5. June 2000, Lanzhou to Yinchuan

Today's scenery was varied: We saw towns, villages, hills, flat land, rice farmland, desert, industry, busy streets, empty streets, very good roads, very bad roads.
We are definitely coming closer to the more populated areas now and it is about time: when I saw another desert coming up today for two hours, I realized how tired I got of seeing them. But we will probably see some more desert tomorrow and maybe the day after, but in North America we avoid them and we will only see them again in Morocco. The heat itself was not much of a problem as we had been lucky with the weather: Our hottest desert drive was probably in Turkmenistan, but we fear that Morocco in July will be much worse. The other problem with the desert is the sand dust, which manages to get everywhere, especially inside our trunk or inside the cabin, where it settles on bags, clothes, cameras, on the route book, between teeth, everywhere. We were very tempted today to try "sand-sledding" but when we thought about the prospect of carrying even more sand around we decided against it.
The other problem we increasingly face is Chinese traffic. Compared to Europe, there are not too many vehicles on the street, the problem is the kind of vehicles and the behaviour of their operators. Slow trucks with pitch-dark exhaust, amazingly slow motor-tricyles, cyclists unable to drive a straight line when they stare at our cars, people running or walking on the street, vehicles just driving onto a road without any concern for traffic, busses overtaking in the "third lane" between the two designated lanes, while other vehicles do not make way even if they are driving at speeds close to standstill. Chinese are also very insensitive to any light or horn signals. When we make the loudest of noise pointing out to someone that he is crossing the street at the wrong time, he or she does not even bother to look at us. We were used to some of it from Turkey (which has improved a lot over the years) but in China "creative driving" is taken to its extremes. The only reconciliation is that it would be a lot worse if all Chinese owned a car or maybe even a powerful, fast one.

TC 105: Lanzhou OUT
8:
46  
TC 106: Xinquan
11:
29 162.85 km
TC 107: Sapotou
13:
30 120.35 km
TC 108: Yinchuan IN
16:
42 192.30 km

Overall 1 hour 10 minutes penalty

The official results can be looked up on this website

Driving through Chinese villages

Hay transport on the way to Sapotou

Sapotou, where Tengger Desert meets the Yellow River, Sami in front.

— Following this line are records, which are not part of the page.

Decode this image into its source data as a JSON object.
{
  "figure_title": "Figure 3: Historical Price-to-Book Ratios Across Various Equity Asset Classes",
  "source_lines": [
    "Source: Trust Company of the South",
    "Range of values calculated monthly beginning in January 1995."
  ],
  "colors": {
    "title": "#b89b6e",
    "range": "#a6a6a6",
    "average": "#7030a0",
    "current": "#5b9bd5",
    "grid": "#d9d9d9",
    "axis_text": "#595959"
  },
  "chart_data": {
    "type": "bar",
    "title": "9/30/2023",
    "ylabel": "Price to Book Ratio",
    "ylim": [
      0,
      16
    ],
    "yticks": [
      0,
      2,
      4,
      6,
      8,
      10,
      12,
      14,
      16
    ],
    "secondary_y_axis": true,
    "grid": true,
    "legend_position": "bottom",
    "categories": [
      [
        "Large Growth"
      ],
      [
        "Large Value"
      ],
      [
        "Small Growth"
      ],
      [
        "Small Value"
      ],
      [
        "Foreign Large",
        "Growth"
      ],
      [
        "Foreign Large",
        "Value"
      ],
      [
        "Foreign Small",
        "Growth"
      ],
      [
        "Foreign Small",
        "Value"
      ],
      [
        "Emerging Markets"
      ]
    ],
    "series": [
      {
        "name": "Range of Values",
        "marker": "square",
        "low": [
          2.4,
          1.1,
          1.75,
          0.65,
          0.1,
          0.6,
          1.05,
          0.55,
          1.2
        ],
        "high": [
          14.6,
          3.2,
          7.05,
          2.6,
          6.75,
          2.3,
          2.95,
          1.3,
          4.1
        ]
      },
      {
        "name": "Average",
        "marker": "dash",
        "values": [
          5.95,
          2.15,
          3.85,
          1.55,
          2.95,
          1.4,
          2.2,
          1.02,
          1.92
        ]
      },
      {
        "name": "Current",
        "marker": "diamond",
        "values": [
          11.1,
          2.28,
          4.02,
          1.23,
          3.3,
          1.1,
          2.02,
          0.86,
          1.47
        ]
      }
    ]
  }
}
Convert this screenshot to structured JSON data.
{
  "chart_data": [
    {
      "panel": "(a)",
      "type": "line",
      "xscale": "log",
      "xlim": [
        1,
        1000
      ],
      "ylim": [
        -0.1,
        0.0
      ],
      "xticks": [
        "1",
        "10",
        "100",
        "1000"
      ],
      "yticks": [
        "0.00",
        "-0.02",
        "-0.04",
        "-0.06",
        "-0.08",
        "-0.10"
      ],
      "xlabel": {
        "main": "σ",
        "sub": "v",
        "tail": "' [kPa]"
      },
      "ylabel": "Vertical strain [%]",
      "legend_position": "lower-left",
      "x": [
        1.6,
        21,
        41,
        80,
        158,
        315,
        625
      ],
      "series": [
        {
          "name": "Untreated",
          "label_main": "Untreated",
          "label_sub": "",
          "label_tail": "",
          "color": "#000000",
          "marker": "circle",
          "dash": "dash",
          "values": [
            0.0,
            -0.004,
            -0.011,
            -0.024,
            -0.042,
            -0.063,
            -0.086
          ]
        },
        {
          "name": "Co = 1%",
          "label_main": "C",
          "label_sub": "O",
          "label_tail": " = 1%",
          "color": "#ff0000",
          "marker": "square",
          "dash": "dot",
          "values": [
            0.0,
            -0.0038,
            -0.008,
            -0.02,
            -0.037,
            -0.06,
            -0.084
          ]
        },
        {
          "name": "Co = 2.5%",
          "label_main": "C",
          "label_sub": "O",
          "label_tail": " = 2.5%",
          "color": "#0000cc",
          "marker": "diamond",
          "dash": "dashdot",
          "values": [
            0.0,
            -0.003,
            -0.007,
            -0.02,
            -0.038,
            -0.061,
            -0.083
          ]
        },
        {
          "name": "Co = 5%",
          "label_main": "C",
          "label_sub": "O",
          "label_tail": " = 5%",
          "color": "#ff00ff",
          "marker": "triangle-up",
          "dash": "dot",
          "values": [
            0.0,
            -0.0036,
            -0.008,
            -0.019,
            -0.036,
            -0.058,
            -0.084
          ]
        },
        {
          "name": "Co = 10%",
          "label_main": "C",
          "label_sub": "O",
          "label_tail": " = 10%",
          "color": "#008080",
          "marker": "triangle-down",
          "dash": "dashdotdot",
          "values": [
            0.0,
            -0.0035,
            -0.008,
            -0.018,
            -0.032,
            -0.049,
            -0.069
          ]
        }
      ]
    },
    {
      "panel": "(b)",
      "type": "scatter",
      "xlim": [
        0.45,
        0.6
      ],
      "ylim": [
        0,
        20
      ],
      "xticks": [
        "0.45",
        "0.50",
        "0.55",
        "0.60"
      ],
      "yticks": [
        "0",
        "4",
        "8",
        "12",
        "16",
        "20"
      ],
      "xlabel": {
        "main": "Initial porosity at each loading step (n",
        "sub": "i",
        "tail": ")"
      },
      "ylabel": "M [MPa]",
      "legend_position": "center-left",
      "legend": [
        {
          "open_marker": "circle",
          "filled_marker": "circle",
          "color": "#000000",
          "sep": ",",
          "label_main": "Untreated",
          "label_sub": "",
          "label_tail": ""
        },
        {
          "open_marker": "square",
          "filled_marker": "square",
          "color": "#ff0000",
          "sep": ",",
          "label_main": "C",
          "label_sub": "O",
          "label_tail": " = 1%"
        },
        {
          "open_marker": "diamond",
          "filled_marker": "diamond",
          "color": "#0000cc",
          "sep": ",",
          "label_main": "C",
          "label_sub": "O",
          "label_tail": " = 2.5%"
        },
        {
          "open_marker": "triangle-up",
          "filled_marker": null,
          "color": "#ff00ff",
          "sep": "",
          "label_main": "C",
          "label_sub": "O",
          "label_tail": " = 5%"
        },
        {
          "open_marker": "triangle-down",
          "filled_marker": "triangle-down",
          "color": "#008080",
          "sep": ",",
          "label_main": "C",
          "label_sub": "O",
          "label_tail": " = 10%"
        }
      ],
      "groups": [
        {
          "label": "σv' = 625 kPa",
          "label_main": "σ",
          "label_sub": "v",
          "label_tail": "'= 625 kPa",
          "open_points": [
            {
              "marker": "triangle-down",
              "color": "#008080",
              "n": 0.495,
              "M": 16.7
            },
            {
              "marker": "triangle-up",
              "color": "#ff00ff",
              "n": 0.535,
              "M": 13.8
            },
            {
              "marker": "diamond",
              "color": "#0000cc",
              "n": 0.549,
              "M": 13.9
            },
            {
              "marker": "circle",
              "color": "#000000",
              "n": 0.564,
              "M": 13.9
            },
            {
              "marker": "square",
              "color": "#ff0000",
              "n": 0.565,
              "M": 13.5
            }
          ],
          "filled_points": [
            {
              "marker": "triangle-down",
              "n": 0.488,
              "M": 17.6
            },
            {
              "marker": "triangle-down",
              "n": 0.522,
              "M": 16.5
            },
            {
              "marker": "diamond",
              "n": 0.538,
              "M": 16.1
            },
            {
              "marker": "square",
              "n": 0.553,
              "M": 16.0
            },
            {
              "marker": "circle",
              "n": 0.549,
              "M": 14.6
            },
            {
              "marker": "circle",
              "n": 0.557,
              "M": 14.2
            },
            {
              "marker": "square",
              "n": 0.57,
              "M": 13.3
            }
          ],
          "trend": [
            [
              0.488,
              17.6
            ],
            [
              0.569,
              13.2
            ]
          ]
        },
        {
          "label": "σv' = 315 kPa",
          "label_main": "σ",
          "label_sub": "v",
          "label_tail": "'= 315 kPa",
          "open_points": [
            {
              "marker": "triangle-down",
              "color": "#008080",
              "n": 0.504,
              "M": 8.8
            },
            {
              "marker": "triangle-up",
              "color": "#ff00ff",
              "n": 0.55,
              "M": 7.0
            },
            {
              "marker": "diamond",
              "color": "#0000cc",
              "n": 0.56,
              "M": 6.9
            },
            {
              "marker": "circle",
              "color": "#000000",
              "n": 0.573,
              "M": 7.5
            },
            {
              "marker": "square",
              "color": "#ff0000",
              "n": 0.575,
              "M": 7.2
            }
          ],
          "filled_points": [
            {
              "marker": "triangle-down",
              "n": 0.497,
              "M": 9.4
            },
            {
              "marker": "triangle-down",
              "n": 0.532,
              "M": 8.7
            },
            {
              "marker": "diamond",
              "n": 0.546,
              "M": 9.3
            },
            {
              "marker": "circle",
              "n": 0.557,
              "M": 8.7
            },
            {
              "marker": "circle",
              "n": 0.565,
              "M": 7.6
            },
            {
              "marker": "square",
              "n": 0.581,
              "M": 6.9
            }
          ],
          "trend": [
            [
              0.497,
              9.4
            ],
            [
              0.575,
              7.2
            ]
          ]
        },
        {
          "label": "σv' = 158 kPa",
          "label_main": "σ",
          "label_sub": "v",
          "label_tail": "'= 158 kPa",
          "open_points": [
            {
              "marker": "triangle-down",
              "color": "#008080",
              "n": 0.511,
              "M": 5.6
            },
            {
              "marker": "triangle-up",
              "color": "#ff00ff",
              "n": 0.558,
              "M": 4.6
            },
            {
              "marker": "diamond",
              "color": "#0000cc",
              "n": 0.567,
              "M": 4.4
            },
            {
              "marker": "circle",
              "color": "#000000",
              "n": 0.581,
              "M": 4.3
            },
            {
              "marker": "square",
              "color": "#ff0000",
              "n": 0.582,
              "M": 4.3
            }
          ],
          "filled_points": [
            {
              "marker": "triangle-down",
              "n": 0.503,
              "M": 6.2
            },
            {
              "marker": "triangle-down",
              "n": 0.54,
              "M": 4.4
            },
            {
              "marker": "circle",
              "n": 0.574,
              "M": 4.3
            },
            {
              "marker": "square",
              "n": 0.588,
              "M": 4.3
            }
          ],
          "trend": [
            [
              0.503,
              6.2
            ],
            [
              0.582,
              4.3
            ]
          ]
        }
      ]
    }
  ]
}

Chinese Entertainment, part II: If you are very brave, you can "Tarzan rail" across the Yellow River and back. The yellow tower on this side of the river has a steel rope connected to the red tower on the other side, from there, you can rail back again to this shore. After inspecting the Chinese "engineering" we decided that there is no rational reason why anyone should use the rail.

Only spare part needed for this street cleaning machine: Broomsticks

 

Another day, another desert, today: The Tengger Desert

Train passing at Sapotou (TC 107)

Chinese Entertainment, part I: If you are brave, you can slide down the dunes (sand-sledding). We decided that we don't want our clothes full of sand.

Farmers farming ... rice!

Traffic in Yinchuan is regulated for our arrival but is still very busy.